Hannoverscher Pastor ist neuer Leitender Militärdekan

Nachricht 16. August 2006

Kiel/Hannover (epd). Die evangelischen Landeskirchen im Norden haben erstmals einen gemeinsamen Militärdekan. Der hannoversche Pastor Armin Wenzel (49) leitet seit Anfang August in Kiel die Militärseelsorge mit ihren 27 Dienststellen in Schleswig- Holstein, Hamburg, Niedersachsen und Bremen. Wenzel ist Nachfolger von Heinz Zimmermann-Stock (65), der im Juni in den Ruhestand verabschiedet wurde.

Wenzel war bereits 14 Jahre lang Militärseelsorger, sagte er am Mittwoch dem epd in Kiel. Nach Abschluss seines Studiums trat er eine Pfarrstelle im niedersächsischen Munster an. Später ging er an die Offizierschule des Heeres nach Hannover und war bis Frühjahr 2006 zehn Jahre lang Gemeindepastor in Hannover-Langenhagen.

Die Seelsorge für die Soldaten sei das Zentrum der Militärseelsorge, sagte Wenzel weiter. Die Trennung vom vertrauten Lebensumfeld und dem Lebenspartner sei vor allem für junge Soldaten und Soldatinnen schwierig. Dazu kämen soziale Probleme wie etwa Überschuldung. Es sei auffällig, dass auch Soldaten ohne kirchliche Bindung häufig das Gespräch mit den Militärseelsorgern suchten.

Die Auslandseinsätze hätten die Militärseelsorge positiv verändert, sagte Wenzel. Die Bundeswehr lege bei jedem Auslandseinsatz viel Wert auf die Begleitung durch evangelische und katholische Pastoren. Dass sie unter gleichen Bedingungen wie die Soldaten lebten und ihre Belastungen teilten, habe ihre Akzeptanz merklich erhöht.

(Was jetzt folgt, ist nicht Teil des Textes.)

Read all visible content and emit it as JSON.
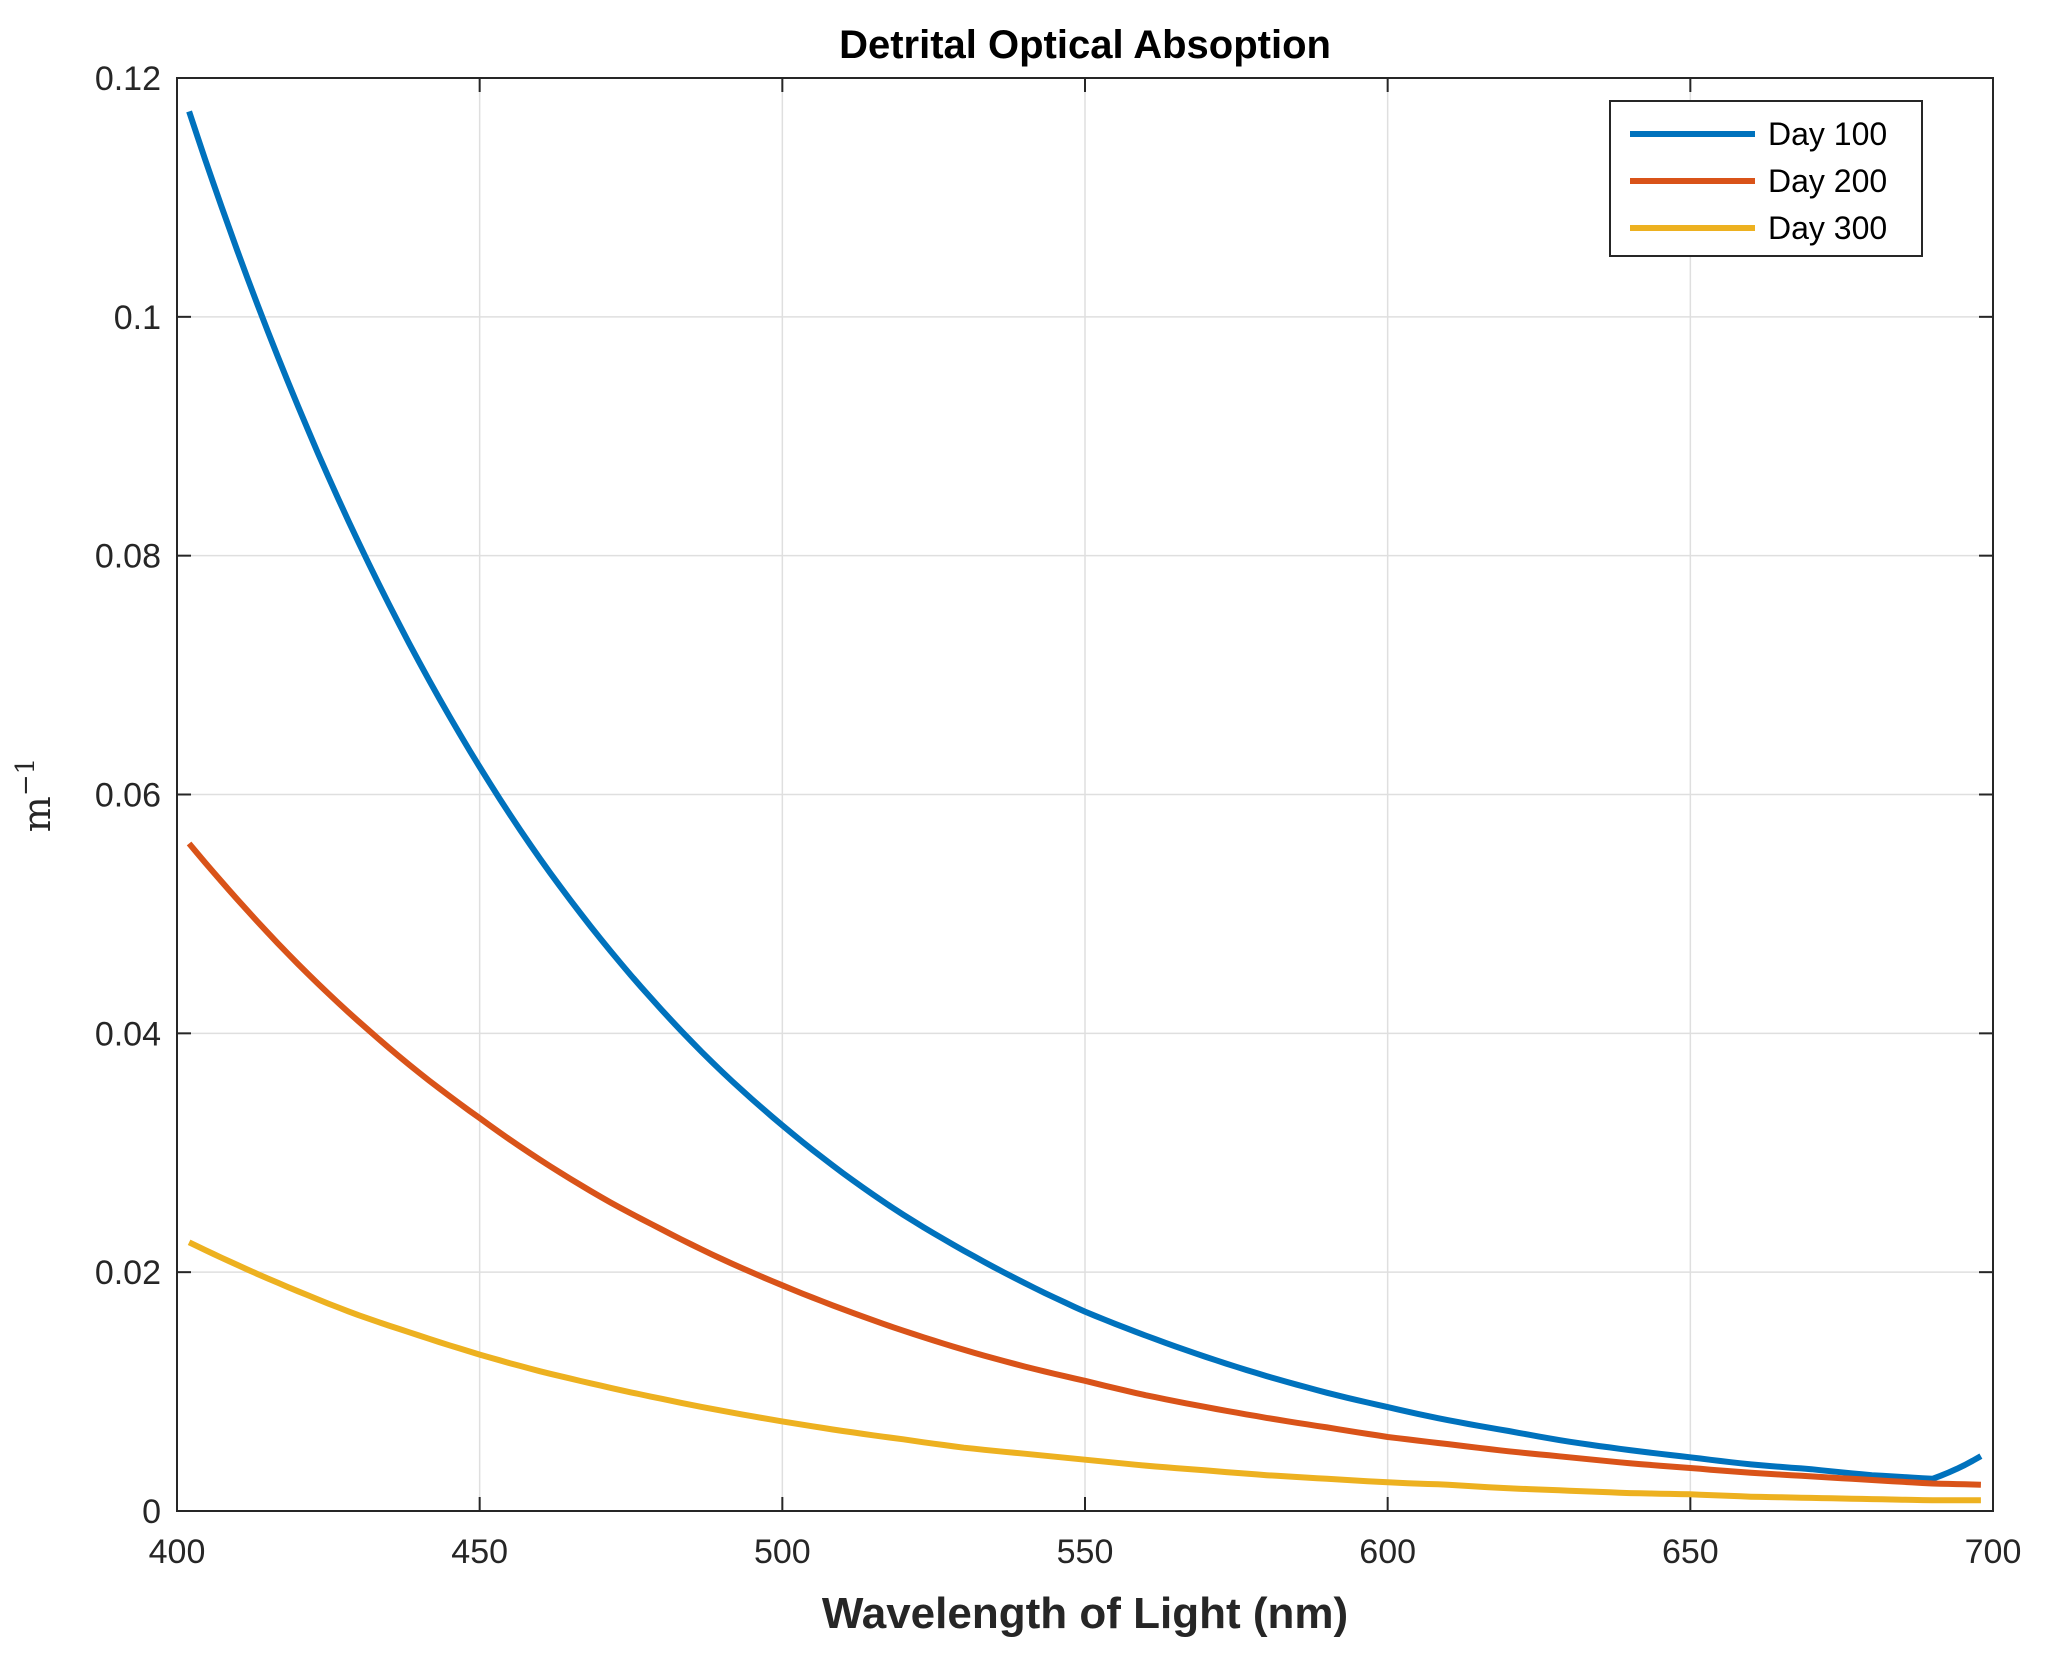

Themen wie Verletzung, Sterben und Tod seien für viele Soldaten durch die Auslandseinsätze näher gerückt, sagte Wenzel. Traumatische Erlebnisse der Soldaten durch Gewalt müssten psychologisch und seelsorgerlich begleitet werden. Derzeit seien zwei norddeutsche Pastoren in Afghanistan und in Bosnien. Ein dritter bereitet sich auf seinen Einsatz im Kongo vor. Zwei bis drei Auslandseinsätze seien für jeden Militärpfarrer während ihrer Dienstzeit die Regel. Dies bedeute für den jeweiligen Standort aber auch, dass dort für etwa acht Monate nur eine Notversorgung zu leisten sei.